「80年間、韓国人被爆者の皆さんが受けた苦痛を、今日、より一層深く感じました。被爆者の皆さんがこれまで歩んでこられた苦しみに満ちたその道、尊厳と畏敬の念を込めて、各方面で私たちがメッセージを伝えることができるようにします」。7月12日午前、韓国・慶尚南道陜川郡(キョンサンナムド・ハプチョングン)の陜川原爆被害者福祉会館大講堂で、広島県の横田美香副知事は、韓国原爆被害者第1・2世をはじめ、韓国原爆被害者協会、陜川郡、大韓赤十字社の関係者ら約10人と面会し、このように述べました。横田副知事は、1時間近く韓国人原爆被害者の苦しみに満ちた経験談と今後の願いを傾聴しました。
訪問の背景と意義
来月6日に広島原爆投下から80年を迎えるのを前に、横田氏ら広島県関係者5人が陜川を訪問しました。日本の地方政府の現職高位要人が「韓国のヒロシマ」と呼ばれる陜川を訪問したのは、今回が初めてとなります。過去には2018年に鳩山由紀夫元首相、2016年に平岡敬元広島市長ら前職高位要人の訪問はありました。今回の訪問は、原爆被害を受けた韓国人に会って慰労し、核兵器がない世界に向けた連帯の志を確認するために行われました。
陜川での活動
大講堂での原爆被害者との対話に先立ち、横田副知事はまず陜川原爆資料館で悲劇の歴史を視察し、韓国人原爆被害者を記念する慰霊閣を訪れて参拝しました。横田氏は、1167人の原爆被害死亡者の位牌に向かって焼香を上げた後、頭を下げました。原爆資料館芳名録には、「全世界の被爆者の心に寄り添い、未来の世界平和と核兵器のない世の中を切実に願っています」というメッセージを残しました。

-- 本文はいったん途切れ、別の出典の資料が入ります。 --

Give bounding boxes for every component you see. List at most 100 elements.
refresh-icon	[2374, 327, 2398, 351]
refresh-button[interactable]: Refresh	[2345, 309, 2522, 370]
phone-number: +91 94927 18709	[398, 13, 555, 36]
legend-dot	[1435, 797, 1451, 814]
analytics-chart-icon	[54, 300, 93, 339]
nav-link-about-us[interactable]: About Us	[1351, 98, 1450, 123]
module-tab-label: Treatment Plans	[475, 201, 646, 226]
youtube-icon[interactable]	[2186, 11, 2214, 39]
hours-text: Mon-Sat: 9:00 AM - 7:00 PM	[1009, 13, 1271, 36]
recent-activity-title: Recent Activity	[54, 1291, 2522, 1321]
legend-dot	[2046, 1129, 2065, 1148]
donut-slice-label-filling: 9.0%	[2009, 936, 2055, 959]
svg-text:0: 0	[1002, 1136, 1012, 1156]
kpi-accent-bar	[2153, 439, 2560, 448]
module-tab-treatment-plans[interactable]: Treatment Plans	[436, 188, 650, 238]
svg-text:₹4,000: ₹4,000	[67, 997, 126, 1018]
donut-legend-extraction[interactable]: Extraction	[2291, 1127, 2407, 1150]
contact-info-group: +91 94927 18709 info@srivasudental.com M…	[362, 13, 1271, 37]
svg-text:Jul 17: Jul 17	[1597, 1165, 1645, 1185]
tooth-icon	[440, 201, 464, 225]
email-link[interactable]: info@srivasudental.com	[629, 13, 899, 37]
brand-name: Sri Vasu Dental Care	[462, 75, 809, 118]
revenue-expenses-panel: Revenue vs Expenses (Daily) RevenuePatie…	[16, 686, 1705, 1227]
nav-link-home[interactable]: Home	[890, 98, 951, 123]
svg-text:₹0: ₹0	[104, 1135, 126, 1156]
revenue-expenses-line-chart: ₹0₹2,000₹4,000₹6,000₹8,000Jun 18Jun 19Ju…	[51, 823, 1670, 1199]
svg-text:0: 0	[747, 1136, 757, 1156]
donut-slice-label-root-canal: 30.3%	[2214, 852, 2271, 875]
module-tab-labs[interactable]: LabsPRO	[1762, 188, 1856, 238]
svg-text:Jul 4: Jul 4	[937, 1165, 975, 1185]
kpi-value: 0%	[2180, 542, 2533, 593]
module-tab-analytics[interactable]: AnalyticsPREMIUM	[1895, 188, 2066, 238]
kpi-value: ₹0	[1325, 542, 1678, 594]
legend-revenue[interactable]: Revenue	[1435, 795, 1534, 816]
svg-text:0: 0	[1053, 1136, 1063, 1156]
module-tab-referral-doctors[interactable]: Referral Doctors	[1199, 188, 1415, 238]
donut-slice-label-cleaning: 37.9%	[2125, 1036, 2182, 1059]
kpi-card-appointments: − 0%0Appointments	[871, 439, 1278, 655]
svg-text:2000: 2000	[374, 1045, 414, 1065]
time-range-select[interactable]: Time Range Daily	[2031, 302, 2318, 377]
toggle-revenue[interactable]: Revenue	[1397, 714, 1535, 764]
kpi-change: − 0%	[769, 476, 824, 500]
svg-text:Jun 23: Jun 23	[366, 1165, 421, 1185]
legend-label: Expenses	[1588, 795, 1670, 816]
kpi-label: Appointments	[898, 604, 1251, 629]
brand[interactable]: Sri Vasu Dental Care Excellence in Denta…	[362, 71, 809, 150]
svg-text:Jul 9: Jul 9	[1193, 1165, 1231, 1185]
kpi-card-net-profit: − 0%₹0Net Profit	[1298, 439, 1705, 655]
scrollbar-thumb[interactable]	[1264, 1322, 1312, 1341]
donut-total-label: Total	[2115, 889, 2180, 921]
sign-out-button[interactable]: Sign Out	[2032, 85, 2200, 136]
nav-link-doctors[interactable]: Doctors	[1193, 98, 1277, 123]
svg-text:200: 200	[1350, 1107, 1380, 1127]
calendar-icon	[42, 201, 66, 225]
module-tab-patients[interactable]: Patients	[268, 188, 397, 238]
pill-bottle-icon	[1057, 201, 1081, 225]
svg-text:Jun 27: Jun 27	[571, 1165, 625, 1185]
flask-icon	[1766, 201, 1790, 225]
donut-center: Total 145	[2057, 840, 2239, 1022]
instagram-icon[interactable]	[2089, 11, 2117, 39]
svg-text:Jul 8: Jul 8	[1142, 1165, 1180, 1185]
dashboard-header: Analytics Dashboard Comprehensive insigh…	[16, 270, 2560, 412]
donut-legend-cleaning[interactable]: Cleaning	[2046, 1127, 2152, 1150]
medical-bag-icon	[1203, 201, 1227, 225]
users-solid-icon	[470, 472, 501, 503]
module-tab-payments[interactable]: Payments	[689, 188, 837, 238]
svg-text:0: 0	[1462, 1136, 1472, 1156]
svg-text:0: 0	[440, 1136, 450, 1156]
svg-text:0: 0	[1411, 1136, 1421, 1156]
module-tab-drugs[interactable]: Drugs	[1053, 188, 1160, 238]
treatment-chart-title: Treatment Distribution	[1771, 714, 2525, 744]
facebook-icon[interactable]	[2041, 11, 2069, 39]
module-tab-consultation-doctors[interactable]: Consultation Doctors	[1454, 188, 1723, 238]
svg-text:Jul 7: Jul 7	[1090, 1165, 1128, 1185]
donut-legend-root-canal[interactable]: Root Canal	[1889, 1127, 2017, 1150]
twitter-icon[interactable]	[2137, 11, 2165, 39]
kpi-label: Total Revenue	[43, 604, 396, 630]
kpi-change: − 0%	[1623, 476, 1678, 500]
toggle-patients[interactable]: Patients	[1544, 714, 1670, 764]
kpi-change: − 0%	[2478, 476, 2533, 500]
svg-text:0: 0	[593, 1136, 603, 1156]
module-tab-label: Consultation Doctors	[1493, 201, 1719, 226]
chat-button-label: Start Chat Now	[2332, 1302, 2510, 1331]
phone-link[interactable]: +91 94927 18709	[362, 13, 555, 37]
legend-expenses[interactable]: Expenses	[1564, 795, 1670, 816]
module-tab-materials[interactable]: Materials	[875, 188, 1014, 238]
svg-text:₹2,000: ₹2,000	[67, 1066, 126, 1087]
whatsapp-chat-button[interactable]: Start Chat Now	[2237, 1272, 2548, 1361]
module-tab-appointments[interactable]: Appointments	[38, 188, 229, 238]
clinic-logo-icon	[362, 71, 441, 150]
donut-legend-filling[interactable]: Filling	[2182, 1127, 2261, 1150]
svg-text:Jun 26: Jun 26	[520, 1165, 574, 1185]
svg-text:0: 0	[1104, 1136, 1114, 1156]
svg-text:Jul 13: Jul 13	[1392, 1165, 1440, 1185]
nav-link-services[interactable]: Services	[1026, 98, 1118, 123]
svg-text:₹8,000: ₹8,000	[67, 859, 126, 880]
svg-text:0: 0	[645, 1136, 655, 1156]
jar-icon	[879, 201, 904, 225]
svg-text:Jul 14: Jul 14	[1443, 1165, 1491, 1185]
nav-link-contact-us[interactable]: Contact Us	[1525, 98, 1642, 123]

韓国人被爆者の苦痛に寄り添い 陜川の慰霊閣を訪れた広島県副知事(2024年7月12日)
「韓国のヒロシマ」と呼ばれる理由
陜川が「韓国のヒロシマ」と呼ばれているのは、その被害規模に起因します。1945年8月6日の米国の広島原爆投下で発生した被害者約44万人のうち、7万人(死亡・生存それぞれ3万5000人)が朝鮮人と推定されていますが(当時の日本内務省資料)、このうち70~80%が陜川郡出身であることが確認されているためです。当時、日帝のコメ収奪で日々の暮らしに苦しんでいた陜川地域の零細農民の相当数が、生計のために軍需産業が密集して働き口が多かった広島に向かったとされています。
現在の状況と被爆者の声
現在でも、陜川には多くの原爆被害者たちが暮らしています。大韓赤十字社によると、昨年12月基準で、生存している原爆被害者1643人のうち、243人が陜川で暮らしています。このうち60~70人は陜川原爆被害者福祉会館で過ごしています。釜山(プサン)(368人)、大邱(テグ)(244人)などの広域団体を除いて、地方自治体としては最も多くなっています。原爆被害者1世のキム・チョルジュさん(87)は、「被爆による負傷や病気、周囲の差別や偏見、放射線が子女や孫に及ぼす健康上の影響、また日本政府が国家補償および謝罪を拒否していること、80年間核兵器根絶が実現されていないことが最も苦しかった」と苦痛を吐露しました。
平和記念式典への要望
この日、韓国の原爆被害者を救援する市民の会会長の市場淳子氏は、「8月6日、日本で開かれる広島平和記念式で、80年間体験した被爆の苦しみ、日本植民地時代に困難を強いられた韓国人の方々に謝罪の気持ちを込めてくださればと思う」という趣旨でコメントしました。
広島県の現職副知事が陜川を訪問したことは、韓国人被爆者の苦痛に寄り添い、過去の歴史に向き合う姿勢を示す重要な一歩です。被爆から80年が経過する中で、生存者の高齢化が進むとともに、次世代への健康影響や差別といった課題も依然として存在します。今回の訪問が、韓国人被爆者への理解を深め、両国間の和解と未来に向けた連帯、そして核兵器のない世界の実現に向けた取り組みをさらに進める契機となることが期待されます。